Senate leaders withdrew tobacco-control legislation from floor debate late last week after members bogged down in partisan bickering over tax increases and other issues.
Debate is scheduled to resume when the Senate returns on June 1 from its Memorial Day recess.
The delay came after House Demo-cratic leaders called on Speaker Newt Gingrich (R-Ga.) to schedule House debate on tobacco legislation so that the House can complete its work by July 4. The House has yet to seriously consider a bill similar to the tobacco legislation in the Senate.
As it stands, the Senate legislation to enforce a national settlement between the states and tobacco companies will increase federal cigarette taxes by $1.10 a pack, the revenues from which will be placed in a trust fund to finance public health and research programs.
Of the projected $102.5 billion in tax revenues paid to the trust fund over five years, 40% would go to the states to settle their lawsuits. The states would use that money for healthcare and prevention programs. Meanwhile, 22% would go to federal public health programs and another 22% to health research programs.
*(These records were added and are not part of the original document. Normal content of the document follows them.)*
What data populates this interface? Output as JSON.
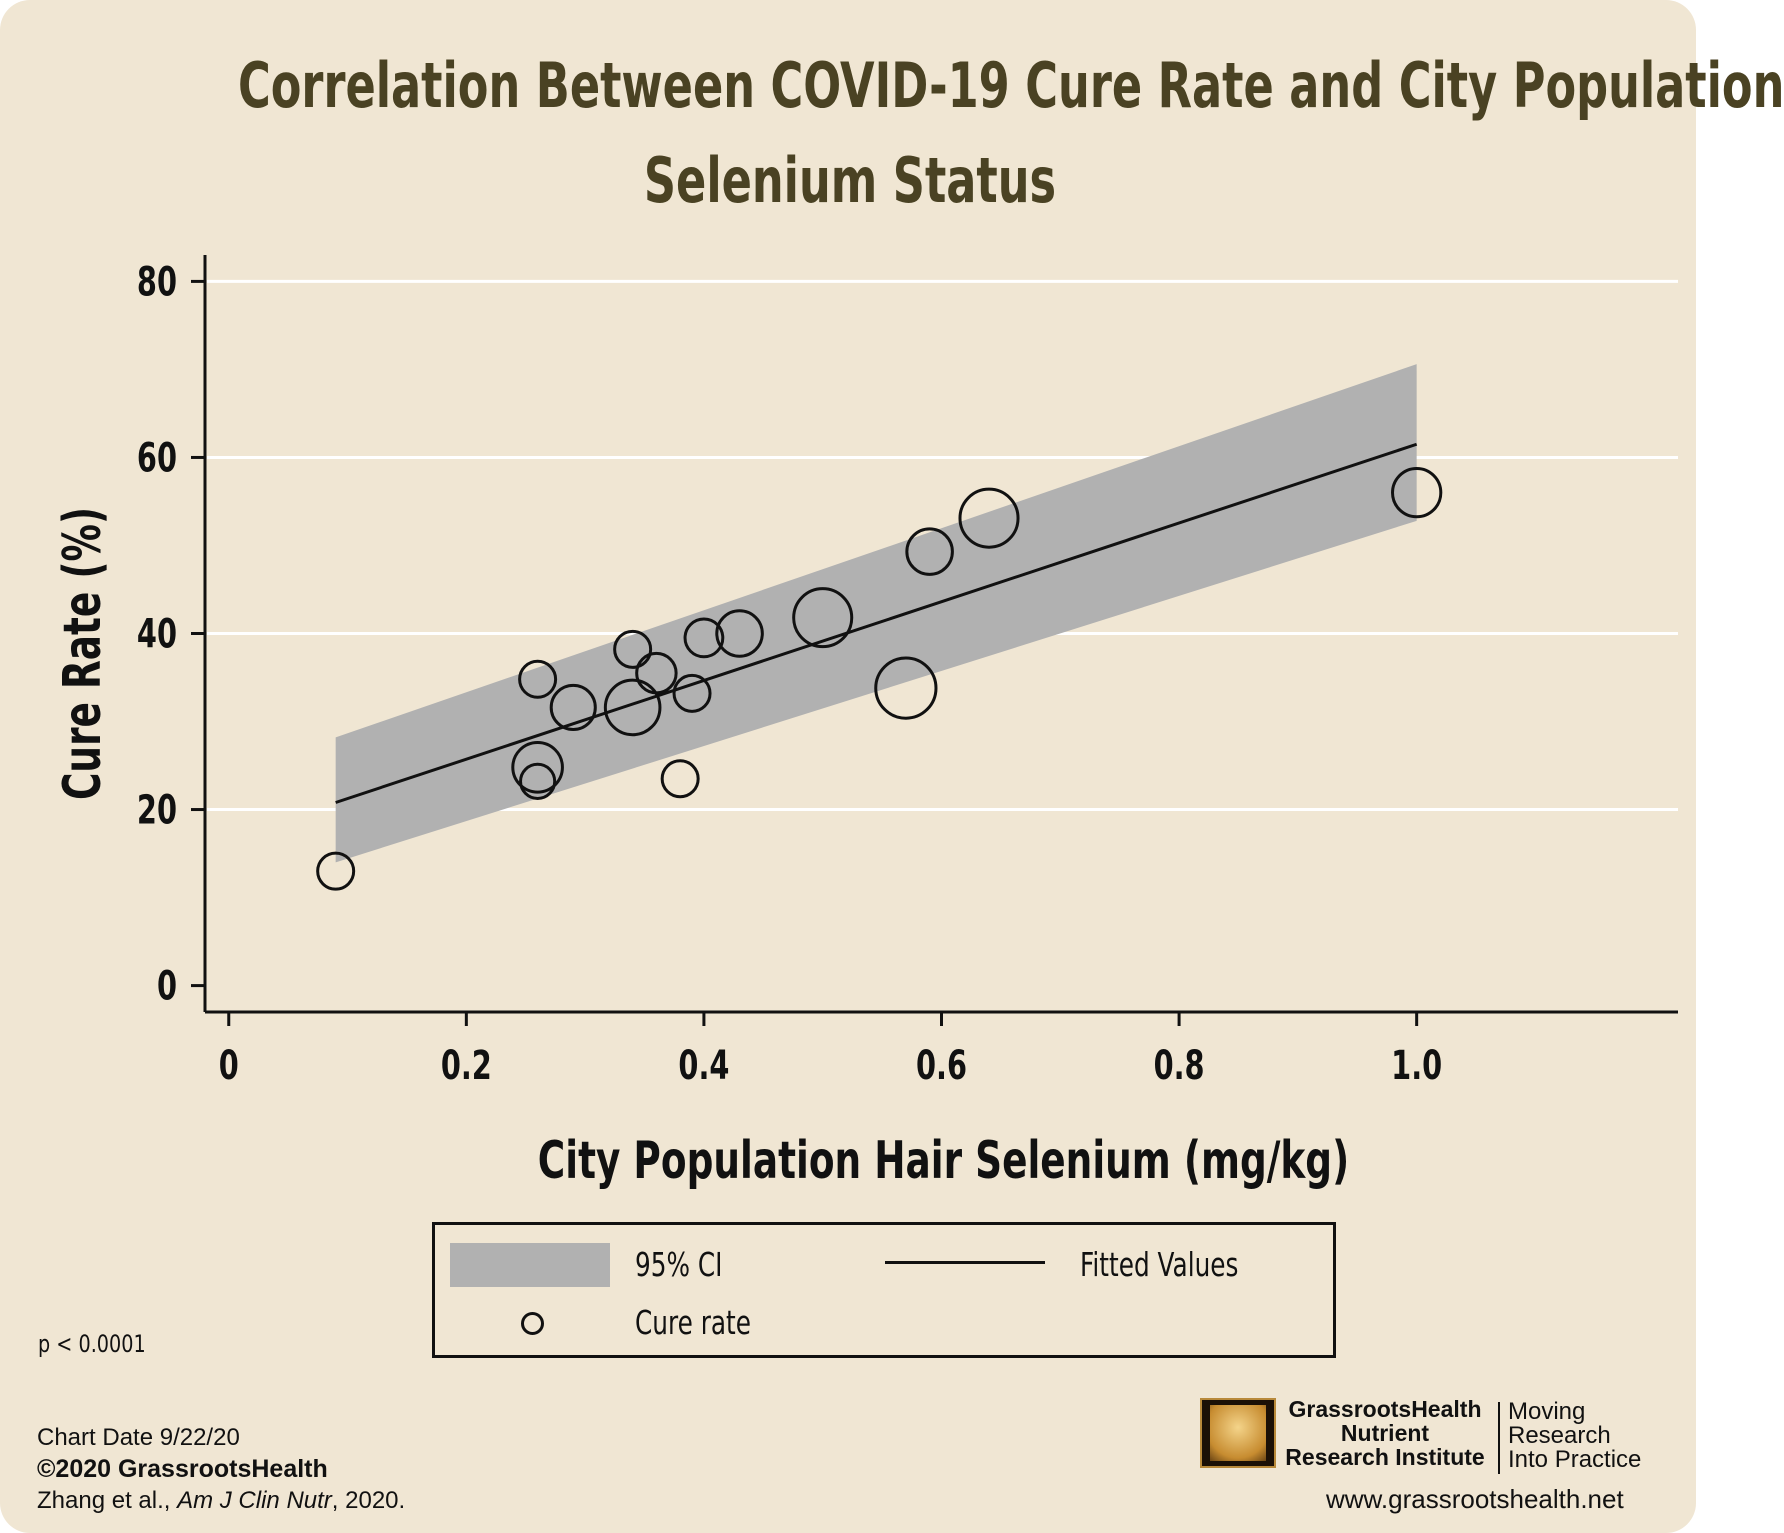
{
  "title": {
    "line1": "Correlation Between COVID-19 Cure Rate and City Population",
    "line2": "Selenium Status"
  },
  "chart_data": {
    "type": "scatter",
    "xlabel": "City Population Hair Selenium (mg/kg)",
    "ylabel": "Cure Rate (%)",
    "xlim": [
      -0.02,
      1.22
    ],
    "ylim": [
      -3,
      83
    ],
    "x_ticks": [
      0,
      0.2,
      0.4,
      0.6,
      0.8,
      1.0
    ],
    "x_tick_labels": [
      "0",
      "0.2",
      "0.4",
      "0.6",
      "0.8",
      "1.0"
    ],
    "y_ticks": [
      0,
      20,
      40,
      60,
      80
    ],
    "y_tick_labels": [
      "0",
      "20",
      "40",
      "60",
      "80"
    ],
    "grid": "horizontal",
    "marker_style": "hollow circles sized by weight",
    "points": [
      {
        "x": 0.09,
        "y": 13.0,
        "size": 1.0
      },
      {
        "x": 0.26,
        "y": 34.8,
        "size": 1.0
      },
      {
        "x": 0.26,
        "y": 23.2,
        "size": 0.9
      },
      {
        "x": 0.26,
        "y": 24.8,
        "size": 1.9
      },
      {
        "x": 0.29,
        "y": 31.6,
        "size": 1.5
      },
      {
        "x": 0.34,
        "y": 38.2,
        "size": 1.0
      },
      {
        "x": 0.34,
        "y": 31.6,
        "size": 2.3
      },
      {
        "x": 0.36,
        "y": 35.5,
        "size": 1.2
      },
      {
        "x": 0.38,
        "y": 23.5,
        "size": 1.0
      },
      {
        "x": 0.39,
        "y": 33.2,
        "size": 1.0
      },
      {
        "x": 0.4,
        "y": 39.5,
        "size": 1.1
      },
      {
        "x": 0.43,
        "y": 40.0,
        "size": 1.6
      },
      {
        "x": 0.5,
        "y": 41.8,
        "size": 2.6
      },
      {
        "x": 0.57,
        "y": 33.8,
        "size": 2.8
      },
      {
        "x": 0.59,
        "y": 49.3,
        "size": 1.6
      },
      {
        "x": 0.64,
        "y": 53.1,
        "size": 2.6
      },
      {
        "x": 1.0,
        "y": 56.0,
        "size": 1.8
      }
    ],
    "fitted_line": {
      "x": [
        0.09,
        1.0
      ],
      "y": [
        20.8,
        61.5
      ]
    },
    "ci_band": {
      "x": [
        0.09,
        1.0
      ],
      "lower": [
        14.0,
        52.8
      ],
      "upper": [
        28.2,
        70.6
      ]
    },
    "legend": {
      "position": "bottom",
      "items": [
        "95% CI",
        "Fitted Values",
        "Cure rate"
      ]
    },
    "annotations": [
      "p < 0.0001"
    ]
  },
  "colors": {
    "background": "#f0e6d3",
    "title": "#4a4223",
    "ci_band": "#b1b1b1",
    "line": "#111111",
    "gridline": "#ffffff"
  },
  "footer": {
    "chart_date": "Chart Date 9/22/20",
    "copyright": "©2020 GrassrootsHealth",
    "citation_authors": "Zhang et al., ",
    "citation_journal": "Am J Clin Nutr",
    "citation_year": ", 2020."
  },
  "branding": {
    "org_line1": "GrassrootsHealth",
    "org_line2": "Nutrient",
    "org_line3": "Research Institute",
    "tag_line1": "Moving",
    "tag_line2": "Research",
    "tag_line3": "Into Practice",
    "url": "www.grassrootshealth.net",
    "logo_icon": "vitruvian-man-icon"
  }
}
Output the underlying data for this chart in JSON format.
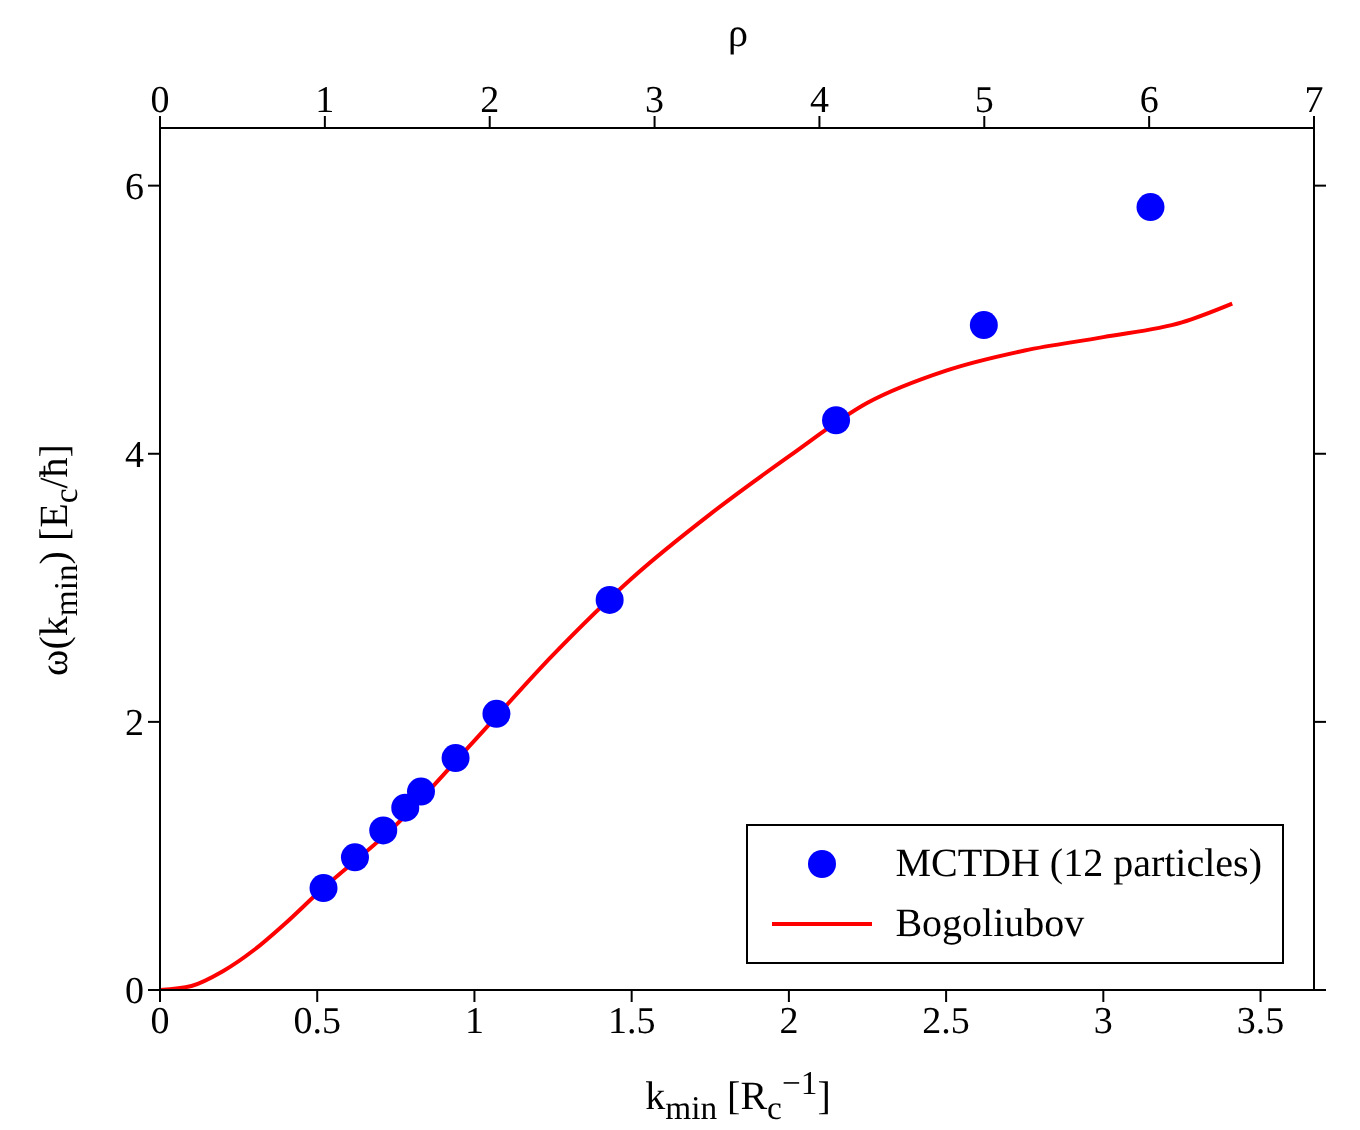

Any revenue in excess of the estimates included in the bill would be diverted to the Medicare Hospital Insurance Trust Fund. After 10 years, 12% of the tax payments would go to the Medicare trust fund.
In its use of tobacco-tax revenues for Medicare, the legislation strikes a middle ground between the stance taken by the Senate Budget Committee and that of the Senate Finance Committee. The legislation is sponsored by Sen. John McCain (R-Ariz.), chairman of the Senate Commerce, Science and Transportation Committee.
In the fiscal 1999 budget resolution that passed both the Budget Committee and the full Senate, all the new tobacco tax revenues were reserved for the Medicare trust fund.
But the Finance Committee, when it passed its version of the tobacco legislation, rejected the idea of using the tax revenues for Medicare, because members feared that providers would then lobby for increased payments and effectively gut the balanced-budget law that was enacted last year.
The federal public health dollars would be allocated largely to disease prevention and smoking cessation. The Indian Health Service would get a small share, amounting to no more than 1.5% of the total tobacco tax receipts.
States would be free to use half their dollars for whatever purposes they choose, but half would be restricted to such uses as the state children's health insurance programs authorized under balanced-budget law, programs financed by the federal maternal and child health block grants, substance abuse treatment and prevention programs, child care and education.
As it debated the measure last week, the Senate turned back an effort to raise the tobacco tax by $1.50 a pack.